While Chinese companies are starting to make luxury boats, the preference among cashed-up consumers is still for foreign-made brands that carry greater social kudos.

"When you want a high-level and high-quality product for the moment you still go for the foreign-made luxury brand," said Delphine Lignieres, director of China Rendez-Vous, which organises an annual luxury lifestyle exhibition on southern Hainan Island.

In September, Lignieres took a group of 25 Chinese shipbuilders, marina developers and prospective boatowners to the Cannes Boat Show in southern France to help them discover the "lifestyle of boating".

"Bringing them here will give them more desire to buy a boat in China afterwards," Lignieres explained to AFP.

"They are mainly businessmen in real estate or finance who are looking for another lifestyle."

After 30 years of rapid economic growth in China, a growing number of people can afford high-end products and the country is forecast to become the world's top buyer of luxury goods by 2015, according to PriceWaterhouseCoopers.

Sales of luxury goods on the mainland hit an estimated 8.6 billion dollars in 2008, according to the consulting firm Bain and Company. When purchases by Chinese people abroad are factored in, the market was worth 20 billion dollars.
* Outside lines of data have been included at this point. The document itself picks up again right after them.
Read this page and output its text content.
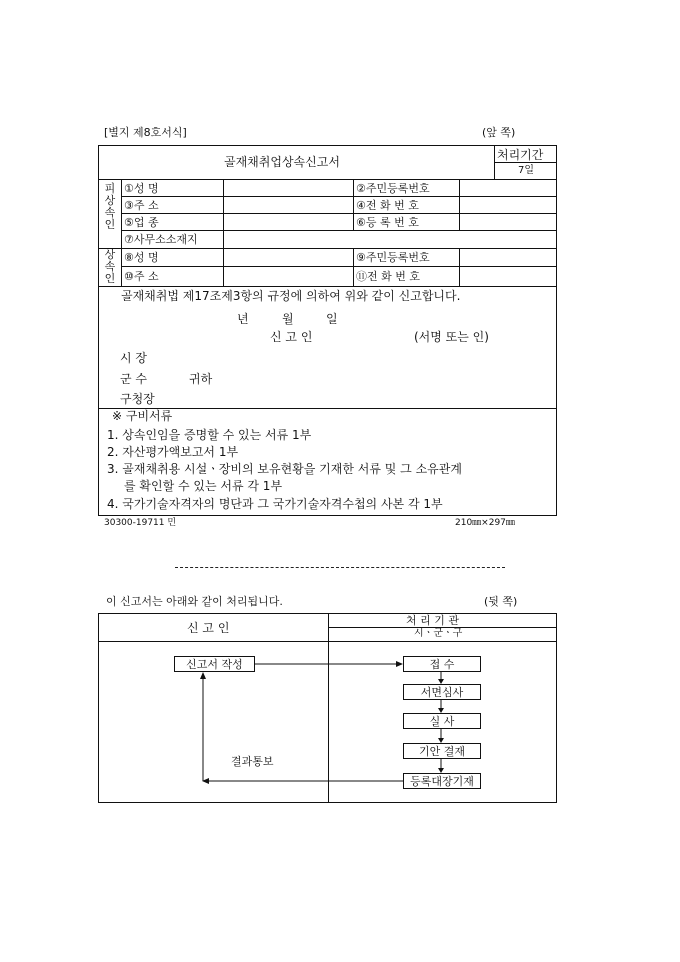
[별지 제8호서식]	(앞 쪽)
골재채취업상속신고서	처리기간
7일
피
상
속
인
①성 명	②주민등록번호
③주 소	④전 화 번 호
⑤업 종	⑥등 록 번 호
⑦사무소소재지
상
속
인
⑧성 명	⑨주민등록번호
⑩주 소	⑪전 화 번 호
골재채취법 제17조제3항의 규정에 의하여 위와 같이 신고합니다.
년	월	일
신 고 인	(서명 또는 인)
시 장
군 수	귀하
구청장
※ 구비서류
1. 상속인임을 증명할 수 있는 서류 1부
2. 자산평가액보고서 1부
3. 골재채취용 시설ㆍ장비의 보유현황을 기재한 서류 및 그 소유관계
를 확인할 수 있는 서류 각 1부
4. 국가기술자격자의 명단과 그 국가기술자격수첩의 사본 각 1부
30300-19711 민	210㎜×297㎜
이 신고서는 아래와 같이 처리됩니다.	(뒷 쪽)
신 고 인
처 리 기 관
시ㆍ군ㆍ구
신고서 작성	접 수
서면심사
실 사
기안 결재
등록대장기재
결과통보
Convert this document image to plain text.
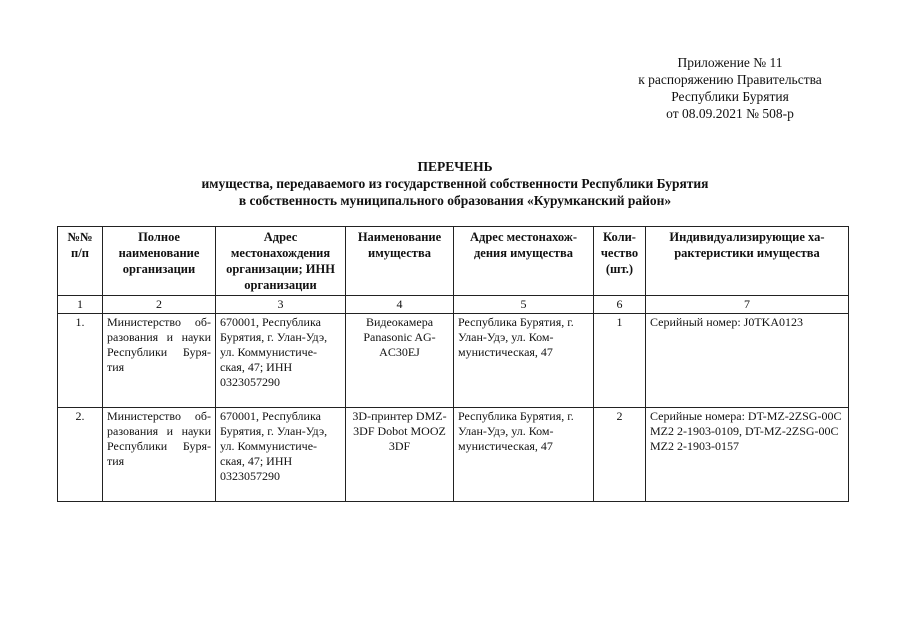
Приложение № 11
к распоряжению Правительства
Республики Бурятия
от 08.09.2021 № 508-р
ПЕРЕЧЕНЬ
имущества, передаваемого из государственной собственности Республики Бурятия
в собственность муниципального образования «Курумканский район»
№№ п/п	Полное наименование организации	Адрес местонахождения организации; ИНН организации	Наименование имущества	Адрес местонахож-дения имущества	Коли-чество (шт.)	Индивидуализирующие ха-рактеристики имущества
1	2	3	4	5	6	7
1.	Министерство об-разования и науки Республики Буря-тия	670001, Республика Бурятия, г. Улан-Удэ, ул. Коммунистиче-ская, 47; ИНН 0323057290	Видеокамера Panasonic AG-AC30EJ	Республика Бурятия, г. Улан-Удэ, ул. Ком-мунистическая, 47	1	Серийный номер: J0TKA0123
2.	Министерство об-разования и науки Республики Буря-тия	670001, Республика Бурятия, г. Улан-Удэ, ул. Коммунистиче-ская, 47; ИНН 0323057290	3D-принтер DMZ-3DF Dobot MOOZ 3DF	Республика Бурятия, г. Улан-Удэ, ул. Ком-мунистическая, 47	2	Серийные номера: DT-MZ-2ZSG-00C MZ2 2-1903-0109, DT-MZ-2ZSG-00C MZ2 2-1903-0157
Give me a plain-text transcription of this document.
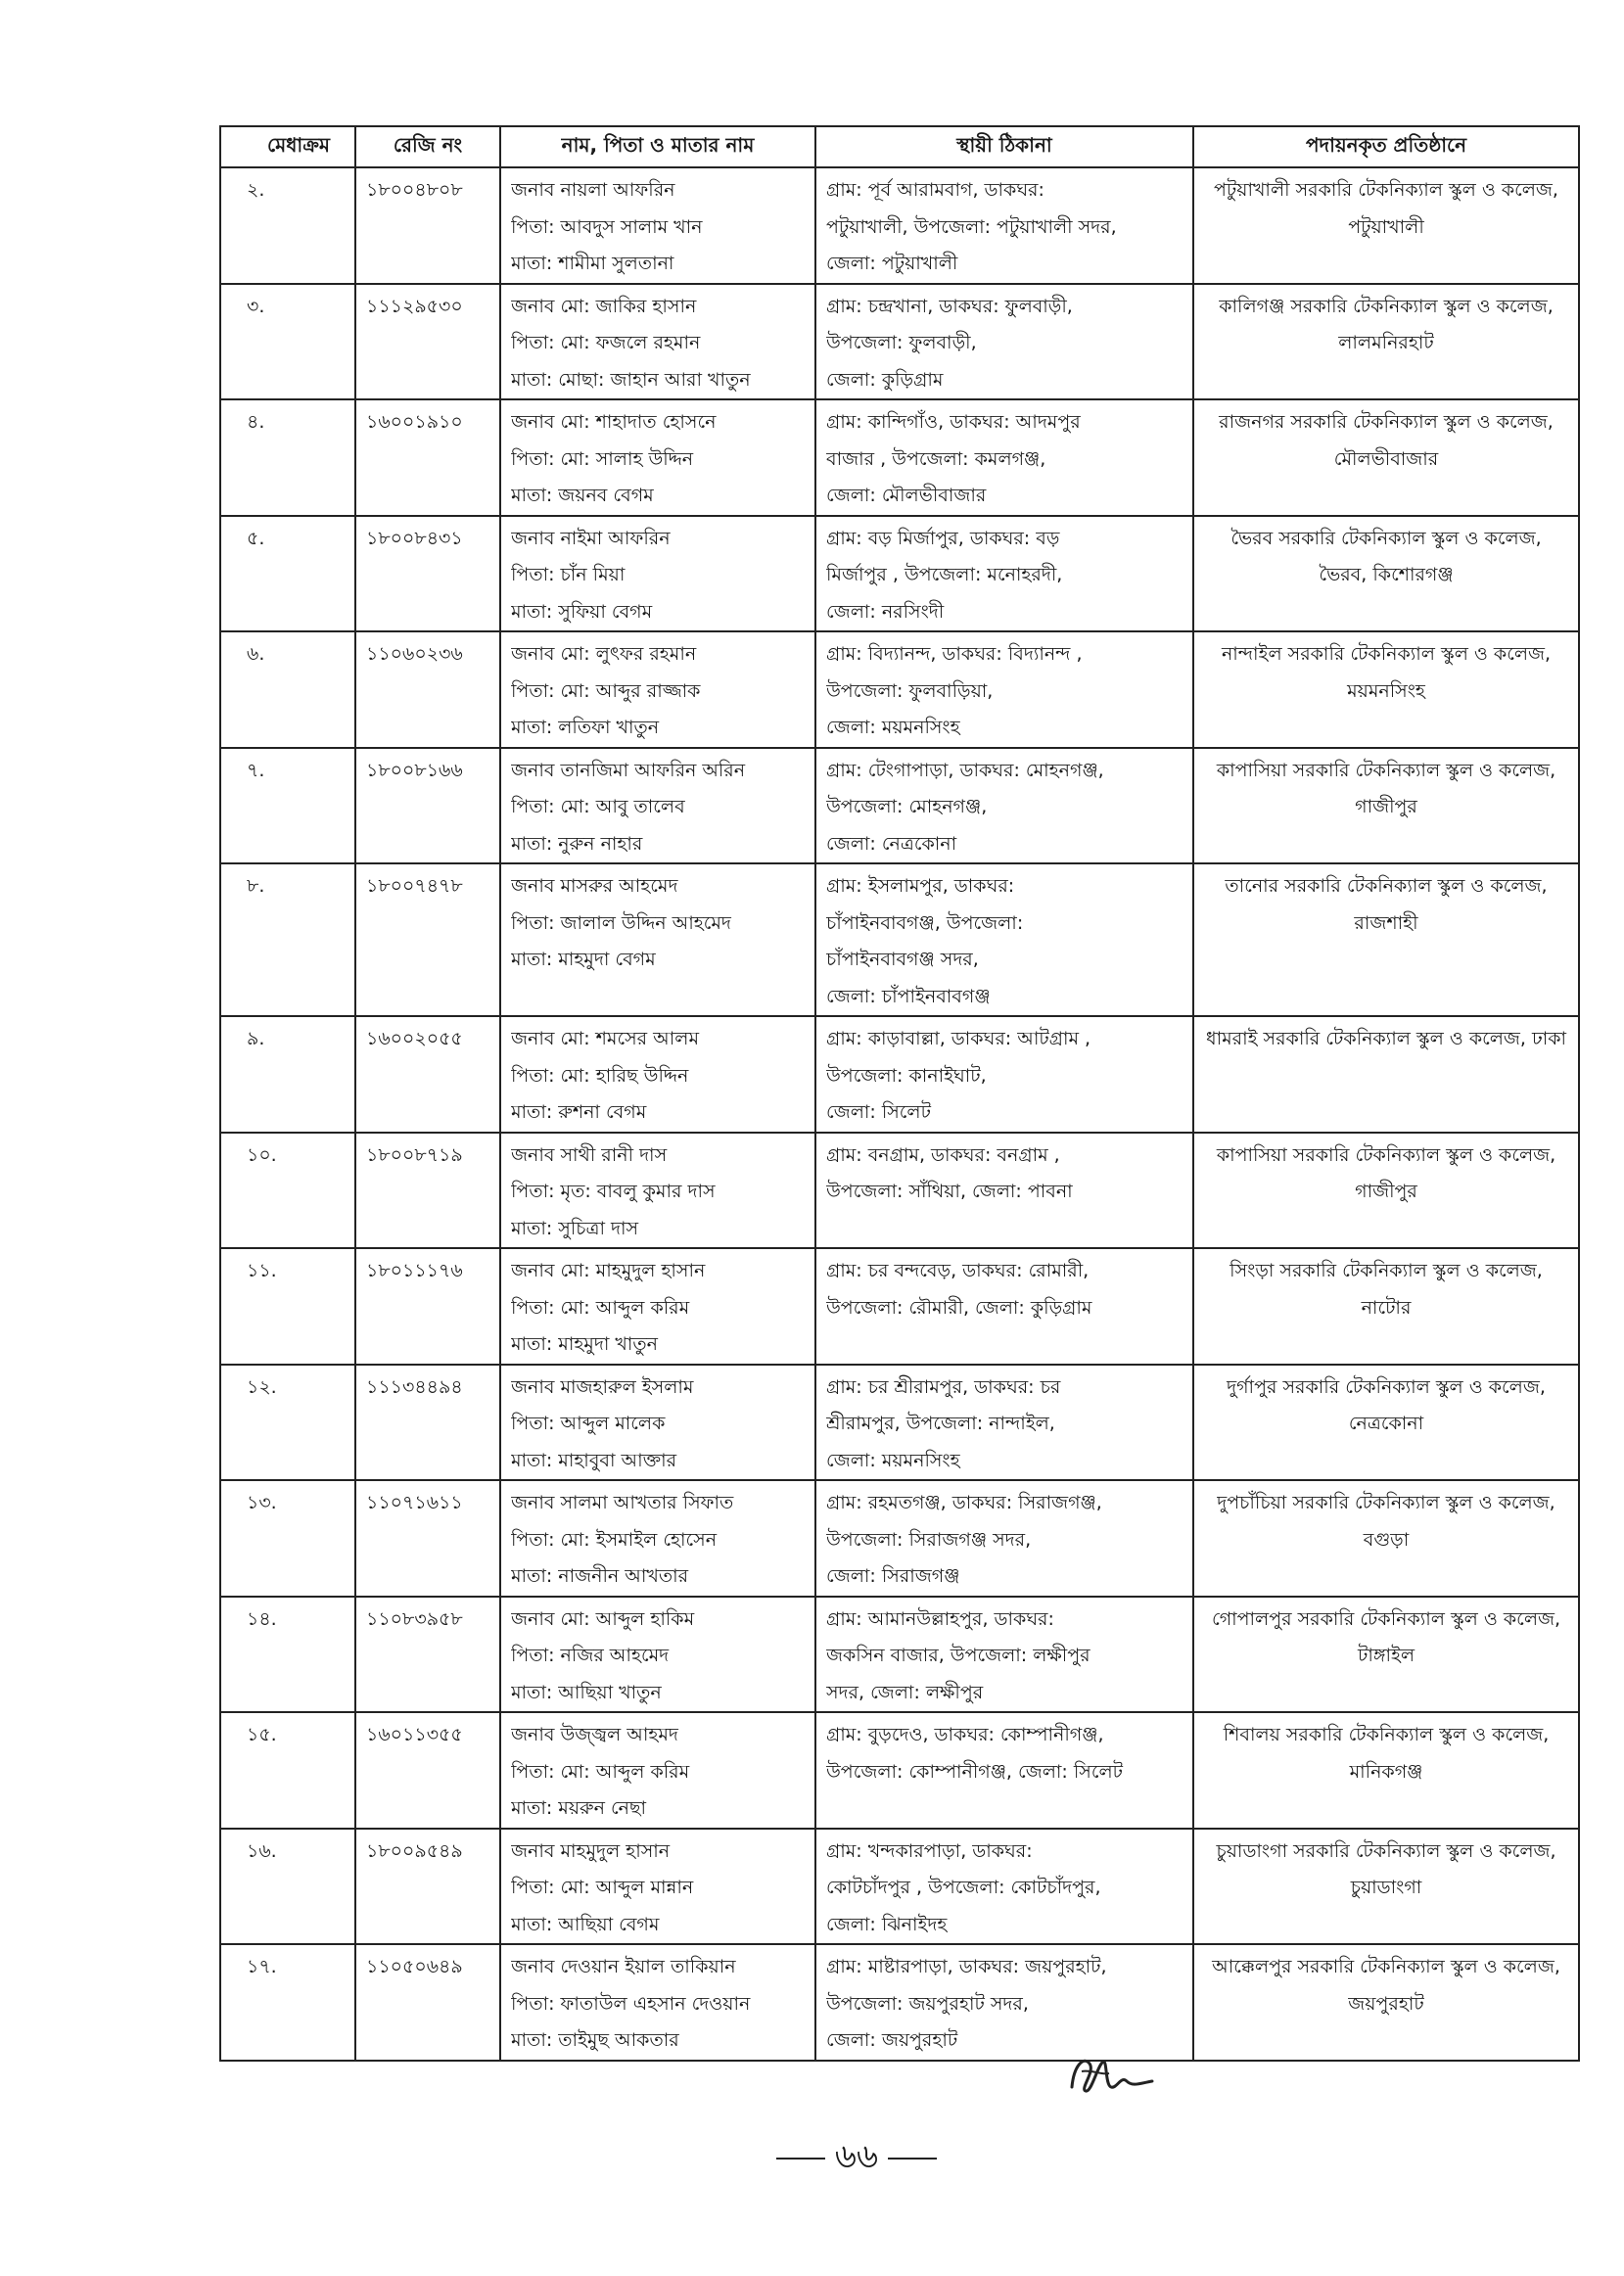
মেধাক্রম	রেজি নং	নাম, পিতা ও মাতার নাম	স্থায়ী ঠিকানা	পদায়নকৃত প্রতিষ্ঠানে

২.	১৮০০৪৮০৮	জনাব নায়লা আফরিন
পিতা: আবদুস সালাম খান
মাতা: শামীমা সুলতানা	গ্রাম: পূর্ব আরামবাগ, ডাকঘর:
পটুয়াখালী, উপজেলা: পটুয়াখালী সদর,
জেলা: পটুয়াখালী	পটুয়াখালী সরকারি টেকনিক্যাল স্কুল ও কলেজ, পটুয়াখালী

৩.	১১১২৯৫৩০	জনাব মো: জাকির হাসান
পিতা: মো: ফজলে রহমান
মাতা: মোছা: জাহান আরা খাতুন	গ্রাম: চন্দ্রখানা, ডাকঘর: ফুলবাড়ী,
উপজেলা: ফুলবাড়ী,
জেলা: কুড়িগ্রাম	কালিগঞ্জ সরকারি টেকনিক্যাল স্কুল ও কলেজ, লালমনিরহাট

৪.	১৬০০১৯১০	জনাব মো: শাহাদাত হোসনে
পিতা: মো: সালাহ উদ্দিন
মাতা: জয়নব বেগম	গ্রাম: কান্দিগাঁও, ডাকঘর: আদমপুর
বাজার , উপজেলা: কমলগঞ্জ,
জেলা: মৌলভীবাজার	রাজনগর সরকারি টেকনিক্যাল স্কুল ও কলেজ, মৌলভীবাজার

৫.	১৮০০৮৪৩১	জনাব নাইমা আফরিন
পিতা: চাঁন মিয়া
মাতা: সুফিয়া বেগম	গ্রাম: বড় মির্জাপুর, ডাকঘর: বড়
মির্জাপুর , উপজেলা: মনোহরদী,
জেলা: নরসিংদী	ভৈরব সরকারি টেকনিক্যাল স্কুল ও কলেজ, ভৈরব, কিশোরগঞ্জ

৬.	১১০৬০২৩৬	জনাব মো: লুৎফর রহমান
পিতা: মো: আব্দুর রাজ্জাক
মাতা: লতিফা খাতুন	গ্রাম: বিদ্যানন্দ, ডাকঘর: বিদ্যানন্দ ,
উপজেলা: ফুলবাড়িয়া,
জেলা: ময়মনসিংহ	নান্দাইল সরকারি টেকনিক্যাল স্কুল ও কলেজ, ময়মনসিংহ

৭.	১৮০০৮১৬৬	জনাব তানজিমা আফরিন অরিন
পিতা: মো: আবু তালেব
মাতা: নুরুন নাহার	গ্রাম: টেংগাপাড়া, ডাকঘর: মোহনগঞ্জ,
উপজেলা: মোহনগঞ্জ,
জেলা: নেত্রকোনা	কাপাসিয়া সরকারি টেকনিক্যাল স্কুল ও কলেজ, গাজীপুর

৮.	১৮০০৭৪৭৮	জনাব মাসরুর আহমেদ
পিতা: জালাল উদ্দিন আহমেদ
মাতা: মাহমুদা বেগম	গ্রাম: ইসলামপুর, ডাকঘর:
চাঁপাইনবাবগঞ্জ, উপজেলা:
চাঁপাইনবাবগঞ্জ সদর,
জেলা: চাঁপাইনবাবগঞ্জ	তানোর সরকারি টেকনিক্যাল স্কুল ও কলেজ, রাজশাহী

৯.	১৬০০২০৫৫	জনাব মো: শমসের আলম
পিতা: মো: হারিছ উদ্দিন
মাতা: রুশনা বেগম	গ্রাম: কাড়াবাল্লা, ডাকঘর: আটগ্রাম ,
উপজেলা: কানাইঘাট,
জেলা: সিলেট	ধামরাই সরকারি টেকনিক্যাল স্কুল ও কলেজ, ঢাকা

১০.	১৮০০৮৭১৯	জনাব সাথী রানী দাস
পিতা: মৃত: বাবলু কুমার দাস
মাতা: সুচিত্রা দাস	গ্রাম: বনগ্রাম, ডাকঘর: বনগ্রাম ,
উপজেলা: সাঁথিয়া, জেলা: পাবনা	কাপাসিয়া সরকারি টেকনিক্যাল স্কুল ও কলেজ, গাজীপুর

১১.	১৮০১১১৭৬	জনাব মো: মাহমুদুল হাসান
পিতা: মো: আব্দুল করিম
মাতা: মাহমুদা খাতুন	গ্রাম: চর বন্দবেড়, ডাকঘর: রোমারী,
উপজেলা: রৌমারী, জেলা: কুড়িগ্রাম	সিংড়া সরকারি টেকনিক্যাল স্কুল ও কলেজ, নাটোর

১২.	১১১৩৪৪৯৪	জনাব মাজহারুল ইসলাম
পিতা: আব্দুল মালেক
মাতা: মাহাবুবা আক্তার	গ্রাম: চর শ্রীরামপুর, ডাকঘর: চর
শ্রীরামপুর, উপজেলা: নান্দাইল,
জেলা: ময়মনসিংহ	দুর্গাপুর সরকারি টেকনিক্যাল স্কুল ও কলেজ, নেত্রকোনা

১৩.	১১০৭১৬১১	জনাব সালমা আখতার সিফাত
পিতা: মো: ইসমাইল হোসেন
মাতা: নাজনীন আখতার	গ্রাম: রহমতগঞ্জ, ডাকঘর: সিরাজগঞ্জ,
উপজেলা: সিরাজগঞ্জ সদর,
জেলা: সিরাজগঞ্জ	দুপচাঁচিয়া সরকারি টেকনিক্যাল স্কুল ও কলেজ, বগুড়া

১৪.	১১০৮৩৯৫৮	জনাব মো: আব্দুল হাকিম
পিতা: নজির আহমেদ
মাতা: আছিয়া খাতুন	গ্রাম: আমানউল্লাহপুর, ডাকঘর:
জকসিন বাজার, উপজেলা: লক্ষীপুর
সদর, জেলা: লক্ষীপুর	গোপালপুর সরকারি টেকনিক্যাল স্কুল ও কলেজ, টাঙ্গাইল

১৫.	১৬০১১৩৫৫	জনাব উজ্জ্বল আহমদ
পিতা: মো: আব্দুল করিম
মাতা: ময়রুন নেছা	গ্রাম: বুড়দেও, ডাকঘর: কোম্পানীগঞ্জ,
উপজেলা: কোম্পানীগঞ্জ, জেলা: সিলেট	শিবালয় সরকারি টেকনিক্যাল স্কুল ও কলেজ, মানিকগঞ্জ

১৬.	১৮০০৯৫৪৯	জনাব মাহমুদুল হাসান
পিতা: মো: আব্দুল মান্নান
মাতা: আছিয়া বেগম	গ্রাম: খন্দকারপাড়া, ডাকঘর:
কোটচাঁদপুর , উপজেলা: কোটচাঁদপুর,
জেলা: ঝিনাইদহ	চুয়াডাংগা সরকারি টেকনিক্যাল স্কুল ও কলেজ, চুয়াডাংগা

১৭.	১১০৫০৬৪৯	জনাব দেওয়ান ইয়াল তাকিয়ান
পিতা: ফাতাউল এহসান দেওয়ান
মাতা: তাইমুছ আকতার	গ্রাম: মাষ্টারপাড়া, ডাকঘর: জয়পুরহাট,
উপজেলা: জয়পুরহাট সদর,
জেলা: জয়পুরহাট	আক্কেলপুর সরকারি টেকনিক্যাল স্কুল ও কলেজ, জয়পুরহাট
৬৬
But the growing popularity of boats is more than just a sign of the growing wealth in China -- it represents a cultural shift in the way people like to have fun, said Ryan Swift, editor-in-chief of Asia-Pacific Boating magazine.

"What these wealthy guys liked to do for fun (in the past) was go to very, very expensive karaoke bars or buy shiny objects. Their concept of having fun was very urban," Swift told AFP.

"But now they see rural and coastal territories as things to embrace, not avoid."